I’m new to relational databases and all the material I’ve read covered primary and foreign keys, normal forms, and joins but left out to populate the database once it’s created.
How do you import a CSV file so the fields match their related table?
Say you were tying to build a beer database and had a CSV file with each line as a record.
Header: brewer, beer_name, country,
city, state, beer_category, beer_type,
alcohol_contentRecord 1: Anheuser-Busch, Budweiser,
United States, St. Louis, Mo, Pale lager,
Regular,
5.0%Record 2: Anheuser-Busch, Bud Light,
United States, St. Louis, Mo, Pale lager
Light, 4.2%Record 3: Miller Brewing Company,
Miller Lite, United States, Milwaukee,
WI, Pale lager, Light,
4.2%
You can create a “Brewer” table and a “Beer” table. When importing how does you connect the primary keys between the tables?
You define Primary and Foreign key relationships when you create the tables. Once they’ve been set up you can just about forget them, unless the database throws an error if you try to do something that violates the relationships.
For example, if you try to add a record into the child (foreign) table that does not have a value in the parent table, the database will complain, if the relationships are set up correctly.
e.g. Adding Record 1 into the Beer table will fail unless you have already added
Anheuser-Busch into the Brewers table.
A suggestion on setting up your tables:
Then manually add the brewers (because there’s not too many of them)
Then fiddle your CSV file to replace all the brewer details with the brewer’s respective id, and use that to populate your Beer table:
So: The brewerId links each beer to a brewer in the brewer table. That is the foreign key – each beer automatically gets all the brewer’s details because it’s brewerId matches the brewer’s id (and you set that relationship up when you created the tables).
This lets you do really cool suff.
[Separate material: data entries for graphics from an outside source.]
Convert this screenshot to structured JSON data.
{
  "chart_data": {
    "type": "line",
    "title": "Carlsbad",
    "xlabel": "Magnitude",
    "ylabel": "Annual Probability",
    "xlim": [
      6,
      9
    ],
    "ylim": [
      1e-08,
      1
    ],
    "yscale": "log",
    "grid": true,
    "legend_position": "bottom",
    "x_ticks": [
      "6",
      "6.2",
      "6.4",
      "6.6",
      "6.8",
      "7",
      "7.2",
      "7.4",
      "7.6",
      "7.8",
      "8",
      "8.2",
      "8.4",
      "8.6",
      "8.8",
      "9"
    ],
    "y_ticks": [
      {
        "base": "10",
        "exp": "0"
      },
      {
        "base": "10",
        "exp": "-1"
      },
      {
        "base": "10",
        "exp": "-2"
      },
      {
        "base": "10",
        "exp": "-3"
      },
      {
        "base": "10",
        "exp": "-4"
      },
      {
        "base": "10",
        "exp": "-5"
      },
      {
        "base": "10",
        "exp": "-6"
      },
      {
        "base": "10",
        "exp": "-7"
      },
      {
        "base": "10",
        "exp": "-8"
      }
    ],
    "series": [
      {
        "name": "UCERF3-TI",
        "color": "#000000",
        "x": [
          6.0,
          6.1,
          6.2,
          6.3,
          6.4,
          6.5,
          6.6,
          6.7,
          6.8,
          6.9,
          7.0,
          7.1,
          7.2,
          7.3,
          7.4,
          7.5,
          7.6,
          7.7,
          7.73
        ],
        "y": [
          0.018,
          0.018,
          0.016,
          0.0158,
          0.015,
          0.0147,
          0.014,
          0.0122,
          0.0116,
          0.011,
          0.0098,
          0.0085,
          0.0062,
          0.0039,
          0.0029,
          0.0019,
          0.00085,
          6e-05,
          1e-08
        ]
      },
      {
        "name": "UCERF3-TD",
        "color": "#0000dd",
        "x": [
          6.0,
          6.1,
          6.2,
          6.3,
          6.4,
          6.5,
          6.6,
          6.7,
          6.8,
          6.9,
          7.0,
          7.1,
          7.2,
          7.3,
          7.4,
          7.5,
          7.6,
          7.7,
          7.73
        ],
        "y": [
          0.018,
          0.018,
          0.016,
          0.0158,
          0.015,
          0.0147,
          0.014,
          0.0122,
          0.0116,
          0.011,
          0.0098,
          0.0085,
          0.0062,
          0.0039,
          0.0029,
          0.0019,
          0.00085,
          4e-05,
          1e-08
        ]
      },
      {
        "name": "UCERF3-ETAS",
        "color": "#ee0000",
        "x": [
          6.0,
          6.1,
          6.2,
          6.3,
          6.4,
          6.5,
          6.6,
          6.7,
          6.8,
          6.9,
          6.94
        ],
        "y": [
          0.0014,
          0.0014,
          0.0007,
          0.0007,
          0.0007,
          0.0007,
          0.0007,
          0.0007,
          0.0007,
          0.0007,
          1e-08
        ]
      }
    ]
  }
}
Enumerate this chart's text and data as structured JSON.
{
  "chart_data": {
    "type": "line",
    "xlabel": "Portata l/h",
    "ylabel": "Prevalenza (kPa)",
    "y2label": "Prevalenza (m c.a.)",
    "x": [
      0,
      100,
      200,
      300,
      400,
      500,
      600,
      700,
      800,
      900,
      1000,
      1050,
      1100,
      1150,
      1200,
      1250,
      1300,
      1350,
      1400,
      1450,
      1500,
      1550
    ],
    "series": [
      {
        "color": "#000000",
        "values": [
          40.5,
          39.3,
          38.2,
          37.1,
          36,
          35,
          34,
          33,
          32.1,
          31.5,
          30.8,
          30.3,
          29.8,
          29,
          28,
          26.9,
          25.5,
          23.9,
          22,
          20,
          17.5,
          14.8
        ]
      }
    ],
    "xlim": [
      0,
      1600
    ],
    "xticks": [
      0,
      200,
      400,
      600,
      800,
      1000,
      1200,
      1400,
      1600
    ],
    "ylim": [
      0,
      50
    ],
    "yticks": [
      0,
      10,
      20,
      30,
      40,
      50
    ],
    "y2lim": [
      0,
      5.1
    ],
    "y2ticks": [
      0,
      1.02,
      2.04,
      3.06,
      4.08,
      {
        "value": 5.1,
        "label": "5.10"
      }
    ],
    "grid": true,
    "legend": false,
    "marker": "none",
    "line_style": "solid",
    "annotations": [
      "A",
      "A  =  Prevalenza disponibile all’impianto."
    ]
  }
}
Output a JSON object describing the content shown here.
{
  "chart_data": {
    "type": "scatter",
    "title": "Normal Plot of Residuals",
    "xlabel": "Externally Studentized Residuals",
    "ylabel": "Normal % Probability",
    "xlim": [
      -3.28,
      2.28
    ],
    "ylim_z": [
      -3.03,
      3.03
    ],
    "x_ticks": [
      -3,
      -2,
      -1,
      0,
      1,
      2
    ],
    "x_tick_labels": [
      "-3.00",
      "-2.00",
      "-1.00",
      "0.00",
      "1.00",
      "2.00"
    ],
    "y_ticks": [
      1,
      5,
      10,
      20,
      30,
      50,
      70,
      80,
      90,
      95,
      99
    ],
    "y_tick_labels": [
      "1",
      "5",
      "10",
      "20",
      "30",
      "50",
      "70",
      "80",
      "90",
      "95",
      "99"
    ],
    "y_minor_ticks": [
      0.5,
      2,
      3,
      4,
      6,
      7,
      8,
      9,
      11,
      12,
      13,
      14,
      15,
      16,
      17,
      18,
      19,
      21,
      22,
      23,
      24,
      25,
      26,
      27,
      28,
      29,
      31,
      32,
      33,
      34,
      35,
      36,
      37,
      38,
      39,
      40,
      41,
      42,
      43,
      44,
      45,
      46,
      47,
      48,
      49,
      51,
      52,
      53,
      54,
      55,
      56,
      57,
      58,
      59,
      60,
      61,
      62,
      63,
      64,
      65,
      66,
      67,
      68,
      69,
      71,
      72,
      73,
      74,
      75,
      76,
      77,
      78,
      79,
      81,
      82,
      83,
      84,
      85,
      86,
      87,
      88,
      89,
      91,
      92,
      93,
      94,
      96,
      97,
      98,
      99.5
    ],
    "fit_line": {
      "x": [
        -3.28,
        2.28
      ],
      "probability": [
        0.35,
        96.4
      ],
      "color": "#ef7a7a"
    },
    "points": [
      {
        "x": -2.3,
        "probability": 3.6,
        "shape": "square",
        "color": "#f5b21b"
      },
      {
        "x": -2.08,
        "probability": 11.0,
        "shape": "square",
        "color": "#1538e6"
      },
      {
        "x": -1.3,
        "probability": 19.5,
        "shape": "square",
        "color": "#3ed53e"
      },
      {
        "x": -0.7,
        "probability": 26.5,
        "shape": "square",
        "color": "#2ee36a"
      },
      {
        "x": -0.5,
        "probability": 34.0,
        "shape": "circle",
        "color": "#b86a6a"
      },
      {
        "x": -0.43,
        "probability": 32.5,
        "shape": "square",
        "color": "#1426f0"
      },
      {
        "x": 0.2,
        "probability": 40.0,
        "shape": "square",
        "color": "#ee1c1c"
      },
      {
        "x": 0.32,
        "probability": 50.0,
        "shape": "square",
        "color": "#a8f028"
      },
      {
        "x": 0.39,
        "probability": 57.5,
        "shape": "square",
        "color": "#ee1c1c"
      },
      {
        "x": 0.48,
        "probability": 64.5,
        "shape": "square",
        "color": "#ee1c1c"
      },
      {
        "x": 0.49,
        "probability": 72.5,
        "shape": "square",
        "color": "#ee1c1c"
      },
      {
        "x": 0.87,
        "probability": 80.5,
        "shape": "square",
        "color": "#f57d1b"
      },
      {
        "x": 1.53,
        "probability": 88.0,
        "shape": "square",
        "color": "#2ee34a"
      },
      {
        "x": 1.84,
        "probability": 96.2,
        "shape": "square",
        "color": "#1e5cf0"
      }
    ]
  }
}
Say Miller was bought by another company… all you have to do is change the details in the Brewer table, and voila – all the beers that were owned by Miller now belong to the new brewer. You can also calculate sales by Brewer, state, etc.
The basic rule of thumb is that Primary and Foreign keys are like a Parent – Child relationship. The Child stores the Parent’s id. This way each Parent can have multiple Children. It can get a WHOLE lot more complicated, but this will give you a very good starting approach to most of your database solutions.